The same report says the decline in overall workforce participation that does exist is entirely due to Canadians aged 60 and above exiting the workforce. That means the real root of the current problem is Canada’s aging population, and it has broad implications for the country’s economy.
“I think the most important thing that gets overlooked is, what are the consequences of these labour challenges?” says Patrick Gill, senior director with the Canadian Chamber of Commerce’s business data lab.
He points out that around one in three Canadian businesses (36 per cent) already report they are currently facing a shortage of labour. That figure climbs to about 45 per cent within the manufacturing and construction industries and 58 per cent in the food and accommodation sector.
“It translates to everyone working more hours, and that ultimately affects quality of life. It means slower growth, and it’s also a factor in supply chain delays.”
Concerned business groups have proposed a number of possible solutions to the looming demographic crisis, from boosting immigration levels to finding ways to retain older Canadians in the workforce for longer. (Some observers have even suggested the government should increase the age for Old Age Security, partly in order to discourage early retirement).
But even a significant increase in immigration won’t be enough to halt the coming tide, says Rafael Gomez, director of the University of Toronto’s Centre for Industrial Relations and Human Resources.
The last of Canada’s baby boom generation will turn 65 in 2030, and once this cohort is out of the workforce entirely, the working age population — those aged 15 to 64 — will make up a smaller proportion of the overall Canadian population.
“This was always going to bite us,” Gomez says. “Demographic trends are not easy to shift in a short-term way.

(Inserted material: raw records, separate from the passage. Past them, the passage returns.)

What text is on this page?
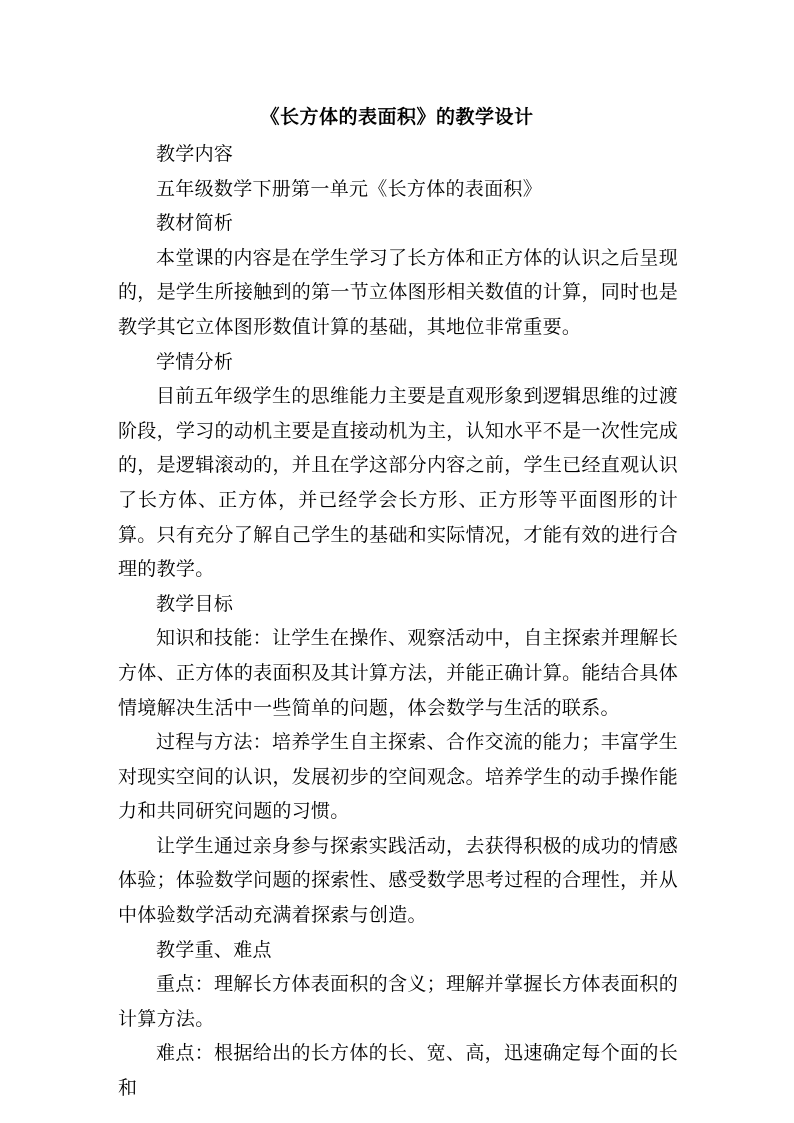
《长方体的表面积》的教学设计

教学内容

五年级数学下册第一单元《长方体的表面积》

教材简析

本堂课的内容是在学生学习了长方体和正方体的认识之后呈现的，是学生所接触到的第一节立体图形相关数值的计算，同时也是教学其它立体图形数值计算的基础，其地位非常重要。

学情分析

目前五年级学生的思维能力主要是直观形象到逻辑思维的过渡阶段，学习的动机主要是直接动机为主，认知水平不是一次性完成的，是逻辑滚动的，并且在学这部分内容之前，学生已经直观认识了长方体、正方体，并已经学会长方形、正方形等平面图形的计算。只有充分了解自己学生的基础和实际情况，才能有效的进行合理的教学。

教学目标

知识和技能：让学生在操作、观察活动中，自主探索并理解长方体、正方体的表面积及其计算方法，并能正确计算。能结合具体情境解决生活中一些简单的问题，体会数学与生活的联系。

过程与方法：培养学生自主探索、合作交流的能力；丰富学生对现实空间的认识，发展初步的空间观念。培养学生的动手操作能力和共同研究问题的习惯。

让学生通过亲身参与探索实践活动，去获得积极的成功的情感体验；体验数学问题的探索性、感受数学思考过程的合理性，并从中体验数学活动充满着探索与创造。

教学重、难点

重点：理解长方体表面积的含义；理解并掌握长方体表面积的计算方法。

难点：根据给出的长方体的长、宽、高，迅速确定每个面的长和
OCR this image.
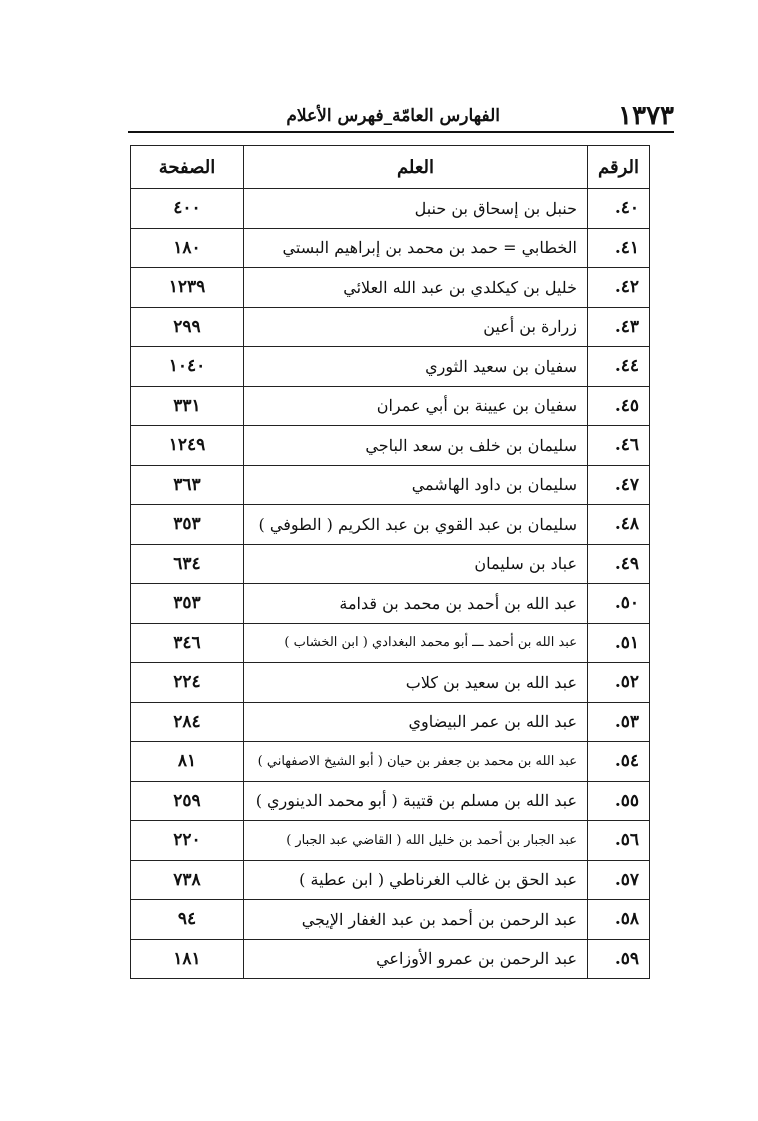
١٣٧٣
الفهارس العامّة_فهرس الأعلام
الرقم	العلم	الصفحة
٤٠.	حنبل بن إسحاق بن حنبل	٤٠٠
٤١.	الخطابي = حمد بن محمد بن إبراهيم البستي	١٨٠
٤٢.	خليل بن كيكلدي بن عبد الله العلائي	١٢٣٩
٤٣.	زرارة بن أعين	٢٩٩
٤٤.	سفيان بن سعيد الثوري	١٠٤٠
٤٥.	سفيان بن عيينة بن أبي عمران	٣٣١
٤٦.	سليمان بن خلف بن سعد الباجي	١٢٤٩
٤٧.	سليمان بن داود الهاشمي	٣٦٣
٤٨.	سليمان بن عبد القوي بن عبد الكريم ( الطوفي )	٣٥٣
٤٩.	عباد بن سليمان	٦٣٤
٥٠.	عبد الله بن أحمد بن محمد بن قدامة	٣٥٣
٥١.	عبد الله بن أحمد ـــ أبو محمد البغدادي ( ابن الخشاب )	٣٤٦
٥٢.	عبد الله بن سعيد بن كلاب	٢٢٤
٥٣.	عبد الله بن عمر البيضاوي	٢٨٤
٥٤.	عبد الله بن محمد بن جعفر بن حيان ( أبو الشيخ الاصفهاني )	٨١
٥٥.	عبد الله بن مسلم بن قتيبة ( أبو محمد الدينوري )	٢٥٩
٥٦.	عبد الجبار بن أحمد بن خليل الله ( القاضي عبد الجبار )	٢٢٠
٥٧.	عبد الحق بن غالب الغرناطي ( ابن عطية )	٧٣٨
٥٨.	عبد الرحمن بن أحمد بن عبد الغفار الإيجي	٩٤
٥٩.	عبد الرحمن بن عمرو الأوزاعي	١٨١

In fact, it’s true that for 20 years we’re going to see a decline (in the labour force).”
While governments should employ every policy lever at their disposal to address labour shortages, Gomez says, employers also need to accept the fact that the challenges they’re having right now filling vacancies are not going to go away.
“It is your new normal. And even if the economy goes in the tank, it’s not going to change the labour conditions,” he says.
“We are entering a time where we are going to have a younger workforce — doing more, being asked to do more, being bidded for and competed for,” Gomez adds.
“Labour is going to be very difficult to find and employers are going to have to work hard to attract employees.”